Example: Roll a die (uniform distribution) 30 times, record the mean. Do this thousands of times. The distribution of those means is approximately N(3.5, 35/36/30) — a normal distribution, despite the original uniform distribution.


Standard Error vs Standard Deviation

These are frequently confused:

Standard deviation (s): how spread out individual data points are. A property of the data.

Standard error (SE = s/√n): how spread out sample means are. A property of your estimate.

As n increases, SE decreases (√n in denominator). Larger samples → more precise estimates of the mean. This is why bigger studies give tighter results.


Confidence Intervals

A 95% confidence interval means: if you repeated this sampling procedure many times, 95% of the intervals constructed this way would contain the true population mean.

CI = x̄ ± z* × (s/√n)

For 95%: z* = 1.96. For 99%: z* = 2.576.

Sample mean = 50, s = 10, n = 100
SE = 10/√100 = 1
95% CI = 50 ± 1.96 × 1 = (48.04, 51.96)

Common misinterpretation: “95% probability that the true mean is in this interval” is wrong. The true mean is fixed — it’s either in the interval or not. The 95% refers to the procedure, not any particular interval.


Correlation

Pearson correlation coefficient r measures linear association between two variables:

r = Σ(xᵢ − x̄)(yᵢ − ȳ) / (n−1)sₓsᵧ

Range: −1 to +1.

  • r = 1: perfect positive linear relationship
  • r = −1: perfect negative linear relationship
  • r = 0: no linear relationship (but could be nonlinear)

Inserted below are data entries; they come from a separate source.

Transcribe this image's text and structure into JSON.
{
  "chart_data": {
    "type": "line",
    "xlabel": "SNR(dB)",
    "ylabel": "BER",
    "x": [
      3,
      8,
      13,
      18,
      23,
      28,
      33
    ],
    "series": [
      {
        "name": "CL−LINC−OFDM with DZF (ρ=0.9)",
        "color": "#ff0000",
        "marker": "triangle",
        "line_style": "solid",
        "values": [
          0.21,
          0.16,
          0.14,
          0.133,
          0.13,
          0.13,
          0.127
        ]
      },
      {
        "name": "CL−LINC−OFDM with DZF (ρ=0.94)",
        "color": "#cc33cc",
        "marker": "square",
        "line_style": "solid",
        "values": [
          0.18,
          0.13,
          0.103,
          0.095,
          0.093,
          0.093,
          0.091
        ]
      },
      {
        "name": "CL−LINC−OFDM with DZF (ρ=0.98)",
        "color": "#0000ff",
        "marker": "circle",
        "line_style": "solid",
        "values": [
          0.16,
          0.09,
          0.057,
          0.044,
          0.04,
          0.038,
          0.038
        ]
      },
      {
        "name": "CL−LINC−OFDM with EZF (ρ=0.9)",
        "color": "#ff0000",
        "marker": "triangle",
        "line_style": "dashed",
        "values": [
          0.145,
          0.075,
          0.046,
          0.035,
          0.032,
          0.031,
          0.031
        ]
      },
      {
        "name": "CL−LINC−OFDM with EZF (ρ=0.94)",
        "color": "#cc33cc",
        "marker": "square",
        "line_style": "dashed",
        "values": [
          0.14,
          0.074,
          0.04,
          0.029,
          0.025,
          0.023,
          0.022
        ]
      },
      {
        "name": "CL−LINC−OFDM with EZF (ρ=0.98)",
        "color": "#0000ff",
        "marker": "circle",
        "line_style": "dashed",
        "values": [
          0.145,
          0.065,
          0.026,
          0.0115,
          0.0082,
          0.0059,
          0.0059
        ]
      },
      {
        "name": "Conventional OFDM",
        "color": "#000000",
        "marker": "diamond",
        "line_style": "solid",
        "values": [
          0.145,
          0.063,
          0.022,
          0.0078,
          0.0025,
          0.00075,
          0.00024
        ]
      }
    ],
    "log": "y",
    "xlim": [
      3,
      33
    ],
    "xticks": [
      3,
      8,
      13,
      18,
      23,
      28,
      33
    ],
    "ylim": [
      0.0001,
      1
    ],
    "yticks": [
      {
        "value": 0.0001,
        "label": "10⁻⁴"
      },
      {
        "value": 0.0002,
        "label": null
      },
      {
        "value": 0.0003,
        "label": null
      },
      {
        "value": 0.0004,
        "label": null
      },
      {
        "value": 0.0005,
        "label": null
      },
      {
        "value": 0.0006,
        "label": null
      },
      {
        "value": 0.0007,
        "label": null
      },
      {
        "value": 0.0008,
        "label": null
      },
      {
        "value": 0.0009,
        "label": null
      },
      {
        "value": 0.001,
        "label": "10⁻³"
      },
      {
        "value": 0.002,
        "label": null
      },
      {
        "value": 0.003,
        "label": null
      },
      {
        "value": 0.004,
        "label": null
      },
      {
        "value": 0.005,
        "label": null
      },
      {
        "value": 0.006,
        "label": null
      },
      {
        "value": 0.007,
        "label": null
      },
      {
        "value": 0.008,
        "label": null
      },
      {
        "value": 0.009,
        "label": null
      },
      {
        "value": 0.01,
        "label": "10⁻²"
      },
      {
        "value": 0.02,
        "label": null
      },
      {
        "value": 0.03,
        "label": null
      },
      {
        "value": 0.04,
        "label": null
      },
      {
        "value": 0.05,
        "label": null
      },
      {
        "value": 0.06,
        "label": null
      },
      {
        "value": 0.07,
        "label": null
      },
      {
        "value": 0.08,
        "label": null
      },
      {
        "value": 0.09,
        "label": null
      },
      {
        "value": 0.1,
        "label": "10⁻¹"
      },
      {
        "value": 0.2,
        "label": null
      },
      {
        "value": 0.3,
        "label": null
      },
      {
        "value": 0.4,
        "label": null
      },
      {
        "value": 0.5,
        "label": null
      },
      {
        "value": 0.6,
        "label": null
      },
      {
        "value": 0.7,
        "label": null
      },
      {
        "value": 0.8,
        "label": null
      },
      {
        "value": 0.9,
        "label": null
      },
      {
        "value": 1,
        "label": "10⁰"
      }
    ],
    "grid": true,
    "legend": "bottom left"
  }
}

Correlation ≠ causation. Two variables can correlate because one causes the other, because a third variable causes both (confounding), or by pure chance. The number alone tells you nothing about mechanism.

Anscombe’s Quartet: four datasets with identical means, variances, and correlations (r ≈ 0.816) but completely different shapes — one linear, one curved, one with an outlier. Always plot your data.


Outliers

An outlier is a value unusually far from the rest. Common rule: x is an outlier if it falls more than 1.5 × IQR below Q1 or above Q3.

Effect on statistics:

  • Mean and variance: heavily affected by outliers
  • Median and IQR: robust to outliers

What to do with outliers: investigate before removing. An outlier might be:

  • A data entry error → correct or remove
  • A genuine extreme observation → keep
  • The most interesting finding in the dataset → investigate further

Removing outliers because they’re inconvenient is a form of data manipulation.


Distributions in Practice

StatisticBest withSensitive to
MeanSymmetric dataOutliers
MedianSkewed dataNothing much
Standard deviationNormal dataOutliers
IQRAny shapeNothing much

The choice of statistic is itself a modelling decision — it encodes assumptions about the shape of your data.